Sebab perintah menulis ini adalah sesuatu yang sangat dianjurkan meskipun kreditur tidak memintanya. Tulisan tersebut memiliki fungsi sangat penting dan berguna untuk melindungi hak-hak apabila terdapat saksi yang meninggal dunia. Karena hanya tulisan itulah yang dapat menjadi bukti ketika tidak ada lagi yang mendukung dan mengetahui permasalahan tersebut. Oleh sebab itu, tulisan itu menjadi sumber rujukan dan pegangan yang berlaku.
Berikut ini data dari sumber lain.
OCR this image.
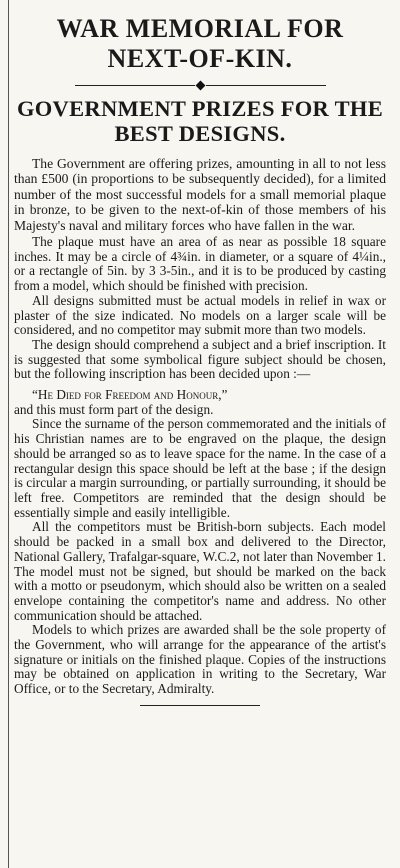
WAR MEMORIAL FOR NEXT-OF-KIN.
GOVERNMENT PRIZES FOR THE BEST DESIGNS.

The Government are offering prizes, amounting in all to not less than £500 (in proportions to be subsequently decided), for a limited number of the most successful models for a small memorial plaque in bronze, to be given to the next-of-kin of those members of his Majesty's naval and military forces who have fallen in the war.

The plaque must have an area of as near as possible 18 square inches. It may be a circle of 4¾in. in diameter, or a square of 4¼in., or a rectangle of 5in. by 3 3-5in., and it is to be produced by casting from a model, which should be finished with precision.

All designs submitted must be actual models in relief in wax or plaster of the size indicated. No models on a larger scale will be considered, and no competitor may submit more than two models.

The design should comprehend a subject and a brief inscription. It is suggested that some symbolical figure subject should be chosen, but the following inscription has been decided upon :—

“He Died for Freedom and Honour,”

and this must form part of the design.

Since the surname of the person commemorated and the initials of his Christian names are to be engraved on the plaque, the design should be arranged so as to leave space for the name. In the case of a rectangular design this space should be left at the base ; if the design is circular a margin surrounding, or partially surrounding, it should be left free. Competitors are reminded that the design should be essentially simple and easily intelligible.

All the competitors must be British-born subjects. Each model should be packed in a small box and delivered to the Director, National Gallery, Trafalgar-square, W.C.2, not later than November 1. The model must not be signed, but should be marked on the back with a motto or pseudonym, which should also be written on a sealed envelope containing the competitor's name and address. No other communication should be attached.

Models to which prizes are awarded shall be the sole property of the Government, who will arrange for the appearance of the artist's signature or initials on the finished plaque. Copies of the instructions may be obtained on application in writing to the Secretary, War Office, or to the Secretary, Admiralty.
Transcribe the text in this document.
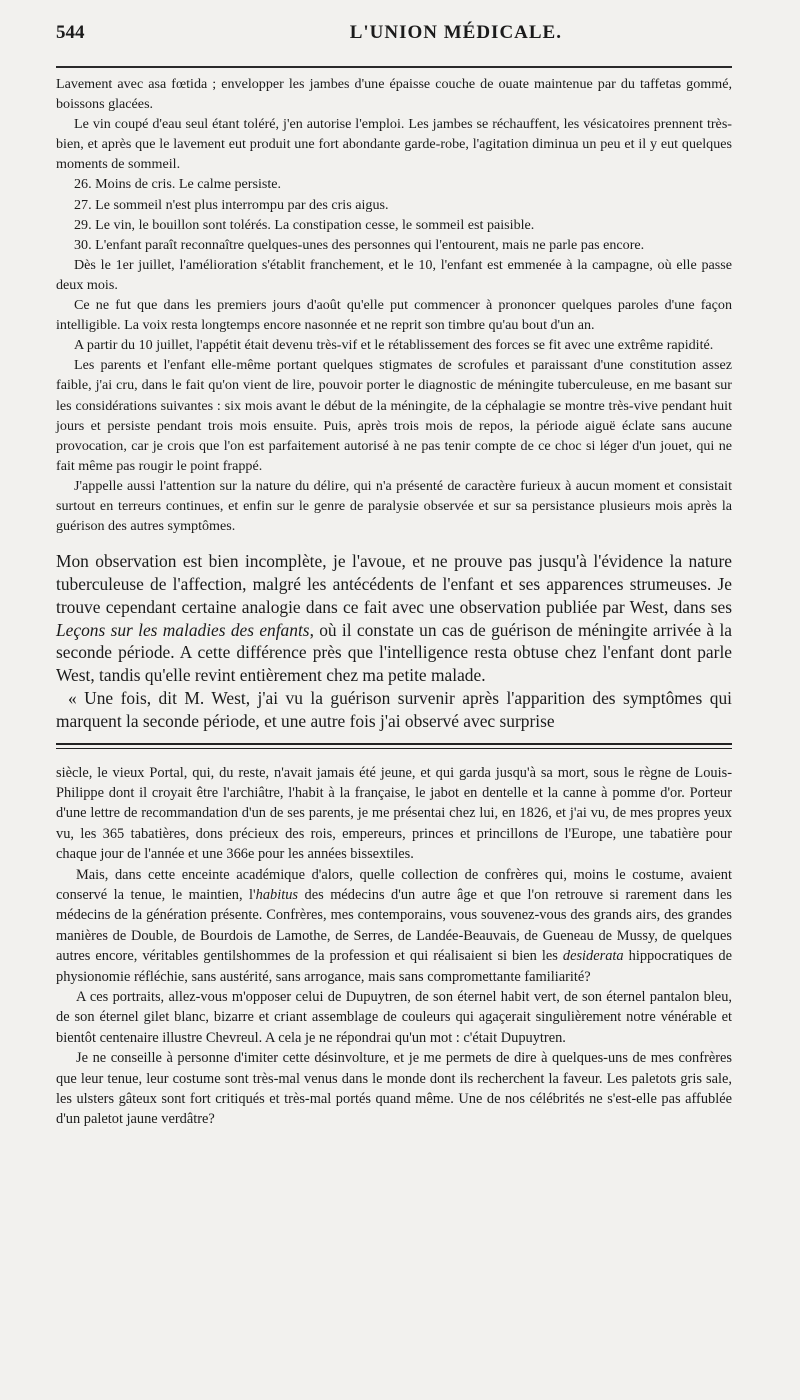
544	L'UNION MÉDICALE.

Lavement avec asa fœtida ; envelopper les jambes d'une épaisse couche de ouate maintenue par du taffetas gommé, boissons glacées.

Le vin coupé d'eau seul étant toléré, j'en autorise l'emploi. Les jambes se réchauffent, les vésicatoires prennent très-bien, et après que le lavement eut produit une fort abondante garde-robe, l'agitation diminua un peu et il y eut quelques moments de sommeil.

26. Moins de cris. Le calme persiste.

27. Le sommeil n'est plus interrompu par des cris aigus.

29. Le vin, le bouillon sont tolérés. La constipation cesse, le sommeil est paisible.

30. L'enfant paraît reconnaître quelques-unes des personnes qui l'entourent, mais ne parle pas encore.

Dès le 1er juillet, l'amélioration s'établit franchement, et le 10, l'enfant est emmenée à la campagne, où elle passe deux mois.

Ce ne fut que dans les premiers jours d'août qu'elle put commencer à prononcer quelques paroles d'une façon intelligible. La voix resta longtemps encore nasonnée et ne reprit son timbre qu'au bout d'un an.

A partir du 10 juillet, l'appétit était devenu très-vif et le rétablissement des forces se fit avec une extrême rapidité.

Les parents et l'enfant elle-même portant quelques stigmates de scrofules et paraissant d'une constitution assez faible, j'ai cru, dans le fait qu'on vient de lire, pouvoir porter le diagnostic de méningite tuberculeuse, en me basant sur les considérations suivantes : six mois avant le début de la méningite, de la céphalagie se montre très-vive pendant huit jours et persiste pendant trois mois ensuite. Puis, après trois mois de repos, la période aiguë éclate sans aucune provocation, car je crois que l'on est parfaitement autorisé à ne pas tenir compte de ce choc si léger d'un jouet, qui ne fait même pas rougir le point frappé.

J'appelle aussi l'attention sur la nature du délire, qui n'a présenté de caractère furieux à aucun moment et consistait surtout en terreurs continues, et enfin sur le genre de paralysie observée et sur sa persistance plusieurs mois après la guérison des autres symptômes.

Mon observation est bien incomplète, je l'avoue, et ne prouve pas jusqu'à l'évidence la nature tuberculeuse de l'affection, malgré les antécédents de l'enfant et ses apparences strumeuses. Je trouve cependant certaine analogie dans ce fait avec une observation publiée par West, dans ses Leçons sur les maladies des enfants, où il constate un cas de guérison de méningite arrivée à la seconde période. A cette différence près que l'intelligence resta obtuse chez l'enfant dont parle West, tandis qu'elle revint entièrement chez ma petite malade.

« Une fois, dit M. West, j'ai vu la guérison survenir après l'apparition des symptômes qui marquent la seconde période, et une autre fois j'ai observé avec surprise

siècle, le vieux Portal, qui, du reste, n'avait jamais été jeune, et qui garda jusqu'à sa mort, sous le règne de Louis-Philippe dont il croyait être l'archiâtre, l'habit à la française, le jabot en dentelle et la canne à pomme d'or. Porteur d'une lettre de recommandation d'un de ses parents, je me présentai chez lui, en 1826, et j'ai vu, de mes propres yeux vu, les 365 tabatières, dons précieux des rois, empereurs, princes et princillons de l'Europe, une tabatière pour chaque jour de l'année et une 366e pour les années bissextiles.

Mais, dans cette enceinte académique d'alors, quelle collection de confrères qui, moins le costume, avaient conservé la tenue, le maintien, l'habitus des médecins d'un autre âge et que l'on retrouve si rarement dans les médecins de la génération présente. Confrères, mes contemporains, vous souvenez-vous des grands airs, des grandes manières de Double, de Bourdois de Lamothe, de Serres, de Landée-Beauvais, de Gueneau de Mussy, de quelques autres encore, véritables gentilshommes de la profession et qui réalisaient si bien les desiderata hippocratiques de physionomie réfléchie, sans austérité, sans arrogance, mais sans compromettante familiarité?

A ces portraits, allez-vous m'opposer celui de Dupuytren, de son éternel habit vert, de son éternel pantalon bleu, de son éternel gilet blanc, bizarre et criant assemblage de couleurs qui agaçerait singulièrement notre vénérable et bientôt centenaire illustre Chevreul. A cela je ne répondrai qu'un mot : c'était Dupuytren.

Je ne conseille à personne d'imiter cette désinvolture, et je me permets de dire à quelques-uns de mes confrères que leur tenue, leur costume sont très-mal venus dans le monde dont ils recherchent la faveur. Les paletots gris sale, les ulsters gâteux sont fort critiqués et très-mal portés quand même. Une de nos célébrités ne s'est-elle pas affublée d'un paletot jaune verdâtre?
Ayat ini menerangkan bahwa idealnya ketika transaksi dilakukan harus dicatat agar terdapat bukti yang otentik yang menjadi pegangan diantara pihak yang bertransaksi. Di zaman sekarang ini, banyak terjadi permasalahan karena tidak adanya bukti tertulis, yang dimungkinkan karena ada keuntungan di satu pihak dan kerugian di pihak lainnya.
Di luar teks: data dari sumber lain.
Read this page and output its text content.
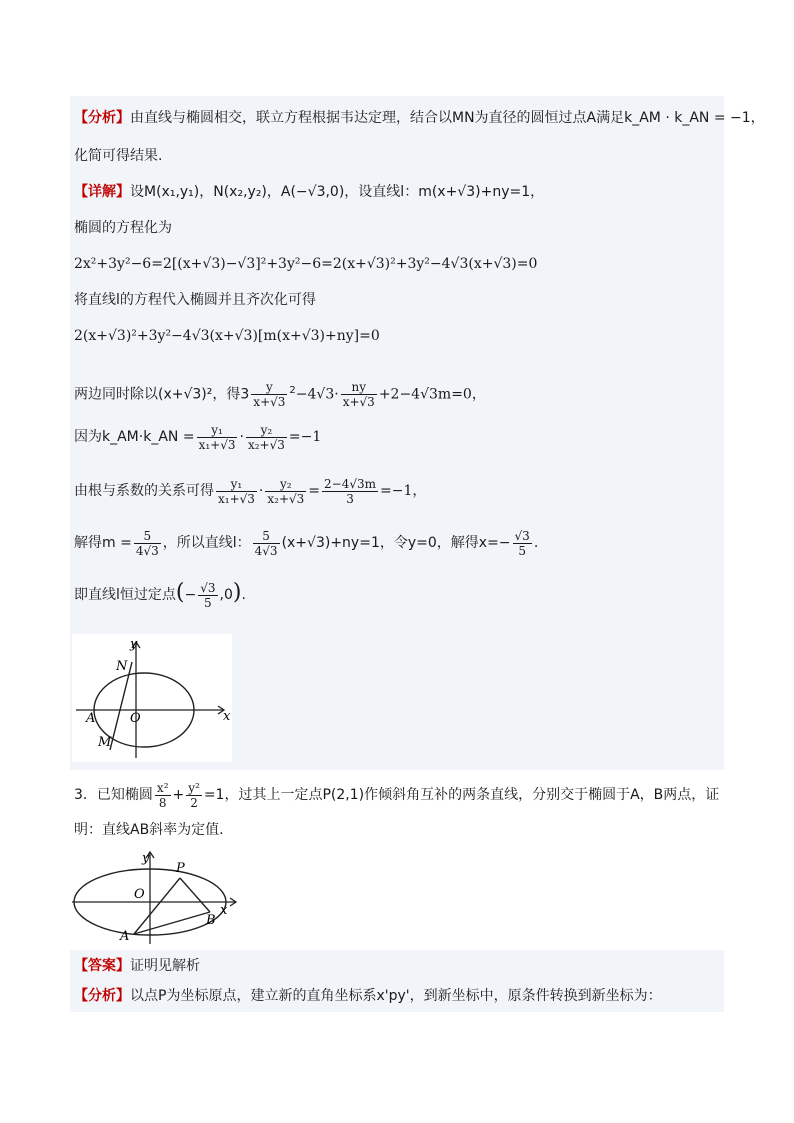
【分析】由直线与椭圆相交，联立方程根据韦达定理，结合以MN为直径的圆恒过点A满足k_AM · k_AN = −1，
化简可得结果.
【详解】设M(x₁,y₁)，N(x₂,y₂)，A(−√3,0)，设直线l：m(x+√3)+ny=1，
椭圆的方程化为
2x²+3y²−6=2[(x+√3)−√3]²+3y²−6=2(x+√3)²+3y²−4√3(x+√3)=0
将直线l的方程代入椭圆并且齐次化可得
2(x+√3)²+3y²−4√3(x+√3)[m(x+√3)+ny]=0
两边同时除以(x+√3)²，得$3 \frac{y}{x+√3} ^2-4√3\cdot \frac{ny}{x+√3} +2-4√3m=0$，
因为k_AM·k_AN = $\frac{\text{y₁}}{\text{x₁+√3}} \cdot \frac{\text{y₂}}{\text{x₂+√3}} =-1$
由根与系数的关系可得 $\frac{\text{y₁}}{\text{x₁+√3}} \cdot \frac{\text{y₂}}{\text{x₂+√3}} = \frac{2-4√3m}{3} =-1$，
解得$m = \frac{5}{4√3}$ ，所以直线l： $\frac{5}{4√3} (x+√3)+ny=1$，令y=0，解得$x=- \frac{√3}{5}$ .
即直线l恒过定点(− $\frac{√3}{5} ,0$).
y
x
O
A
N
M
3．已知椭圆 $\frac{\text{x²}}{8} + \frac{\text{y²}}{2} =1$，过其上一定点P(2,1)作倾斜角互补的两条直线，分别交于椭圆于A，B两点，证
明：直线AB斜率为定值.
y
x
O
P
A
B
【答案】证明见解析
【分析】以点P为坐标原点，建立新的直角坐标系x'py'，到新坐标中，原条件转换到新坐标为：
2.2.5 Konsep Riba 1. Pengertian Riba
Riba secara etimologi berarti ziyadah (tambahan). Secara bahasa, riba berarti tumbuh dan besar (Antonio, 1999). Dari segi terminologi, ada beberapa pengertian tentang berbagai jenis menurut para ulama, antara lain:
a. Riba qiradh merupakan suatu manfaat atau kelebihan tertentu yang disyaratkan terhadap orang yang berhutang (kreditur).
b. Riba jahiliyah merupakan utang yang dibayar lebih dari modal awal sebab orang yang mempunyai utang memiliki ketidakmampuan membayar dalam waktu yang sudah ditetapkan.
c. Riba fadhl merupakan pertukaran barang sejenis dengan ukuran yang berbeda, tetapi barang yang dipertukarkan tergolong jenis ribawi.
d. Riba nasi’ah merupakan penundaan penyerahan barang ribawi. Hal tersebut terjadi sebab adanya perbedaan, perubahan, atau tambahan antara yang diserahkan pada saat jatuh tempo dengan yang diserahkan setelahnya (Siah Khosyi’ah, 2014)
Riba erat kaitannya dengan dunia perbankan konvensional, di mana pada perbankan konvensional banyak dijumpai transaksi dengan konsep bunga, lain halnya dengan perbankan berbasis syariah yang menggunakan prinsip bagi hasil (mudharabah) dengan diterbitkannya undang-undang perbankan syari'ah di Indonesia nomor 7 tahun 1992 (Chair, 2014). Prinsip Mudharabah yaitu penyerahan modal uang kepada orang yang melakukan usaha untuk mendapatkan persentase keuntungan (Oktavia, 2014).
2. Dasar Hukum Riba
Riba adalah perjanjian sebagian, dan secara psikologis riba memaksa pihak tersebut untuk menerima suatu kesepakatan yang tidak berdasarkan kerelaan. Al-Qur’an menyebutkan riba dalam empat bidang. Setiap kelompok ayat dihubungkan dengan ayat-ayat sebelum dan sesudah,
sehingga konteks dan pesannya dapat dipahami sepenuhnya dan dapat ditumkan riba secara utuh dan sesuai dengan pesan Al-Qur’an terkait dengan praktik bunga pada industri perbankan. Riba sebagai suatu bentuk kegiatan ekonomi yang dilarang, Al-Qur’an menyebutkan sebanyak delapan kali diantaranya pada surat Ar-Rum, surat An-Nisa, surat Ali Imran, masing-masing satu kali dan lima kali pada surat Al-Baqarah, yaitu pada ayat 275, 276, dan 278. Salah satu dalil Al-Qur’an yang mengaharamkan riba yaitu Surah Al-Baqarah ayat 275 yang artinya :
“Orang-orang yang memakan riba tidak dapat berdiri melainkan seperti berdirinya orang yang kemasukan setan karena gila. Yang demikian itu karena mereka berkata bahwa jual beli sama dengan riba. Padahal Allah telah menghalalkan jual beli dan mengharamkan riba. Barangsiapa mendapat peringatan dari Tuhannya, lalu dia berhenti, maka apa yang telah diperolehnya dahulu menjadi miliknya dan urusannya (terserah) kepada Allah. Barangsiapa mengulangi, maka mereka itu penghuni neraka, mereka kekal di dalamnya.”